Wilson has gotten rich and — among a certain set — famous from this game, so he’s not afraid to push the boundaries. He’s called Trump voters neo-Nazis and worse, and he once told a Trump-supporting CNN guest he would “gut” him “like a fish.”
This time, though he went even lower. Mocking the “credulous boomer rube demo that backs” President Trump, Wilson switched into a parody of a southern accent and started acting like a buffoon. Then fellow guest Wajahat Ali got in on the action, riffing with Wilson as the two portrayed dumb hicks who support the President because they hate “the elitists” with their “math and readin’” and “sippin’ lattes.”
Make no mistake, that is exactly what Rick Wilson and Wajahat Ali think huge swaths of the country are like. CNN host Don Lemon literally buckled over in laughter as his guests continued their spiteful routine. When he was called out for engaging in that mean-spirited mockery, Lemon tried to claim that he “didn’t catch everything that was said.”
Lemon, who has launched into heartfelt on-air tirades over things as trivial the Trump Campaign tweeting an Avengers meme, eventually asked his guests to stop — not because he found it offensive, but because he needed a pause to laugh some more.
Lemon not only agrees with this assessment of the President’s millions of supporters but thinks it’s positively hilarious to denigrate and stereotype people he has obviously never bothered to interact with or understand.
What upsets people like Wilson, Ali, and Lemon so much about President Trump is that he represents, in their minds, “credulous boomer rubes” having political power — political power they believe rightfully belongs to people like them.

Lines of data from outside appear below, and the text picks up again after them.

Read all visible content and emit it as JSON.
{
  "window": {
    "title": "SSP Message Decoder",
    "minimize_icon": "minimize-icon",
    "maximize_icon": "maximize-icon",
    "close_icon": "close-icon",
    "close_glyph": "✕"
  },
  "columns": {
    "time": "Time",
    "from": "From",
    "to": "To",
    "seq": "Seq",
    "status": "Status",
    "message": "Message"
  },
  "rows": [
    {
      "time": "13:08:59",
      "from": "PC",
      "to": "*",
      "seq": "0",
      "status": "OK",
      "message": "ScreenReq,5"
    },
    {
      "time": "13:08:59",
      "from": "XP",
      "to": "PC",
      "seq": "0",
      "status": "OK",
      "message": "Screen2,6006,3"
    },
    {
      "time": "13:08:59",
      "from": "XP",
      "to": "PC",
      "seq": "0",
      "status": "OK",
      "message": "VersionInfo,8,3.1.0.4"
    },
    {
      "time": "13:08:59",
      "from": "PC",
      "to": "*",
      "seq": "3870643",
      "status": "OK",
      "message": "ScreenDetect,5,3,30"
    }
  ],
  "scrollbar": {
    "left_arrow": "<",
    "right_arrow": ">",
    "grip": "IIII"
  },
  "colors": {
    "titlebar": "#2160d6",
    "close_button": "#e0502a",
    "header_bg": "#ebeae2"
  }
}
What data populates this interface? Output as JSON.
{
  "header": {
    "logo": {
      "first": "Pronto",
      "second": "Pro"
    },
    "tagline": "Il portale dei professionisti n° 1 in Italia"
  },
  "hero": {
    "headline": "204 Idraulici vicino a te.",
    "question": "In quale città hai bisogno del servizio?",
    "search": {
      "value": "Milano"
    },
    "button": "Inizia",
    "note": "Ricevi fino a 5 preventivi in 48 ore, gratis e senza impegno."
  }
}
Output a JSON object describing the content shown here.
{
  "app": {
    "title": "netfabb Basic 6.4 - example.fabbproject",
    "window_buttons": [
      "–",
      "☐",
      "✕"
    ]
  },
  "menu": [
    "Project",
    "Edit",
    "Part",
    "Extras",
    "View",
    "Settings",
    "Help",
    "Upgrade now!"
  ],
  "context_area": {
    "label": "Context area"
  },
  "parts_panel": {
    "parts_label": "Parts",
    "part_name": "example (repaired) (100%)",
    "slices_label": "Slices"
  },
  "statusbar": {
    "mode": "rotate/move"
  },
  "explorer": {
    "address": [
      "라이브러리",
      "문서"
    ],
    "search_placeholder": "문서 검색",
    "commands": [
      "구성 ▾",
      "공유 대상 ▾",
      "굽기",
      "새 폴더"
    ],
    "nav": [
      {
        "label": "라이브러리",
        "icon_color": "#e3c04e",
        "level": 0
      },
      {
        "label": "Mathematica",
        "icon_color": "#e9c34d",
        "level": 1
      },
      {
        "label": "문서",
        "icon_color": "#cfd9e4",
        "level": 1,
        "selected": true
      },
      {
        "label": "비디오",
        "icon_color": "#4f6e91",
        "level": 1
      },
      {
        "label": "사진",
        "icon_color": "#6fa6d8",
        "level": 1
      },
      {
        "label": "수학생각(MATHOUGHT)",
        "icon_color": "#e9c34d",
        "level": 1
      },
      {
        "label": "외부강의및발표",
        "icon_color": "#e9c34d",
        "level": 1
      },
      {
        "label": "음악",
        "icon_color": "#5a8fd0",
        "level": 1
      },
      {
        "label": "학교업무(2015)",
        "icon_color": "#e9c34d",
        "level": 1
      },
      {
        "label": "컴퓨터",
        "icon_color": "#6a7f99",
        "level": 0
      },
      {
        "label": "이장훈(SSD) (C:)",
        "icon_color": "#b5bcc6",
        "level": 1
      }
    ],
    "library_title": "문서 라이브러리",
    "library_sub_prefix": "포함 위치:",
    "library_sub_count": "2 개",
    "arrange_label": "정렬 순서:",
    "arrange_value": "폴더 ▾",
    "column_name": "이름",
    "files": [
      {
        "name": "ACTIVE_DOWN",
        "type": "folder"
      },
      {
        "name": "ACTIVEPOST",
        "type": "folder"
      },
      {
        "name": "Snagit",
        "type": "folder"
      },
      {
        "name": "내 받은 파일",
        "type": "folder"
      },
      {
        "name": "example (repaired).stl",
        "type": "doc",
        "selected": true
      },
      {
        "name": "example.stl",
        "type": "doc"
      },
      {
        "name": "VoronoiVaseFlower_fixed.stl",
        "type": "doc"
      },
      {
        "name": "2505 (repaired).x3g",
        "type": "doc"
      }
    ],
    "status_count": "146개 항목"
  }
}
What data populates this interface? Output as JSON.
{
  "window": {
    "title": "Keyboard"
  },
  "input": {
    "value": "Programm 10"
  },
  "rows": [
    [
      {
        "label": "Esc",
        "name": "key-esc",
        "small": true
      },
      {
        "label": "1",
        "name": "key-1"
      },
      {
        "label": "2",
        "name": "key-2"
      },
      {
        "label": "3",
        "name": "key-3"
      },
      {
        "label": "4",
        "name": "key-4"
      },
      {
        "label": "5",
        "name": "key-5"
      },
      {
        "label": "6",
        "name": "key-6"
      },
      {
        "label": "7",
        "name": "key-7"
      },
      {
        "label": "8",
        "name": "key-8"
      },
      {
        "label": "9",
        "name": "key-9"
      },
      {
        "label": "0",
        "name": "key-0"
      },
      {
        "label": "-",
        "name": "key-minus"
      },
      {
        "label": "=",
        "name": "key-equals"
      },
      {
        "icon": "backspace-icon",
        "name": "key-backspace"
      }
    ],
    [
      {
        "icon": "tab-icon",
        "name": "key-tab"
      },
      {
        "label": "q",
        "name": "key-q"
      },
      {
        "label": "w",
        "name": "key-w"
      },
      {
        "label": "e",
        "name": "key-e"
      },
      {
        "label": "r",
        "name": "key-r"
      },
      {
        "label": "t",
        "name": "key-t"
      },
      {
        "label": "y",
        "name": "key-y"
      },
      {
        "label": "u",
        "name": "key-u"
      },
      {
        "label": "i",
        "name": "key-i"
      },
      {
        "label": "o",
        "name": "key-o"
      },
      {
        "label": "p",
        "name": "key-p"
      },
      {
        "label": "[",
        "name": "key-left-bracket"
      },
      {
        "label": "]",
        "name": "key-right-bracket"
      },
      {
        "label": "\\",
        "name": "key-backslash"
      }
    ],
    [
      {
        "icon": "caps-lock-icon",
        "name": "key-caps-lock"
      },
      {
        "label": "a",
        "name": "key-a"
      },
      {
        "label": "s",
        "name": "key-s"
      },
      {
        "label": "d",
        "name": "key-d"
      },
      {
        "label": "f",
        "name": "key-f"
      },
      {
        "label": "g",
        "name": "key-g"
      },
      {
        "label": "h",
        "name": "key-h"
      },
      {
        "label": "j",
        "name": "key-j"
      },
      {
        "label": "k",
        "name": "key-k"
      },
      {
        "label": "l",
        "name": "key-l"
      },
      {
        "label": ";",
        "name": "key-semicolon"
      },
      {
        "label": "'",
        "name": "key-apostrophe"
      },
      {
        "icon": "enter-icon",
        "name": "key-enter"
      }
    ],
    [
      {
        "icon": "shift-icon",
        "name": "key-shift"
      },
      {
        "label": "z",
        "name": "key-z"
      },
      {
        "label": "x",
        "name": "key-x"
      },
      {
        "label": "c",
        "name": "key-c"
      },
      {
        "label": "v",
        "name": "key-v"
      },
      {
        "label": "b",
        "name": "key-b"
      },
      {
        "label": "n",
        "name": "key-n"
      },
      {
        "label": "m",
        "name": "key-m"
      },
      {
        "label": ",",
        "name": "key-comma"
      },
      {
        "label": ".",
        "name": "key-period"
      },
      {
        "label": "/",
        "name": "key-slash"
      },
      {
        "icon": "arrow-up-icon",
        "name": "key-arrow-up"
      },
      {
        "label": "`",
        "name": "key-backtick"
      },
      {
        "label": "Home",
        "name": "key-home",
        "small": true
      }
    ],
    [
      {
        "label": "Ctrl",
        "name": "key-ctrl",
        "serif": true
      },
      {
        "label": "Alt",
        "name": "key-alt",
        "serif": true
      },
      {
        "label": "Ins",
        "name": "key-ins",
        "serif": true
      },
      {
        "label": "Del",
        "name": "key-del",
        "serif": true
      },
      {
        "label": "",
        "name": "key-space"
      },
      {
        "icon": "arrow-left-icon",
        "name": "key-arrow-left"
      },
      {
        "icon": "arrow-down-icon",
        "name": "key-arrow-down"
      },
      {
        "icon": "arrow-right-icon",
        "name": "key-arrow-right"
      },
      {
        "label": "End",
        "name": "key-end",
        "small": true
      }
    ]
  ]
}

Wilson spent 30 years in Republican politics trying to make sure the “rubes” who make up the base of his putative party wielded as little political influence as possible. Wilson’s political philosophy derives essentially from the belief that his degree from George Washington University and his ties to politicians like former President George H.W. Bush elevate him from the “credulous rubes” of Middle America into the cadre of people who deserve a say in how their country is run.
Ali, unlike Wilson, has always been a man of the left — but contempt for the rubes in flyover country is every bit as central to his understanding of American politics. His career has been devoted in large part to promoting the idea that American conservatives became beholden to an “Islamophobia network” in the years after 9/11.
Don Lemon, meanwhile, has been caricaturing Trump supporters on CNN for years, smearing them as racists at every opportunity — even at a presidential debate. His arrogance is matched only by his ignorance.
The America first movement is an existential threat to people like Don Lemon, exposing their essential mediocrity and the precariousness of their “elite” status. We saw that Tuesday night in Wildwood, New Jersey. The tens of thousands of Trump supporters who descended on the Jersey Shore weren’t the gap-toothed yokels of liberals’ imaginations, but hard-working men and women from every segment of society. They were union workers and bankers; single mothers and families; students and tradesmen; young and old; black, white, Asian, and Hispanic; Democrats, Republicans, and independents.
For the establishment elitists of both parties, President Donald J. Trump represents their worst fear: the American people voting for their own interests.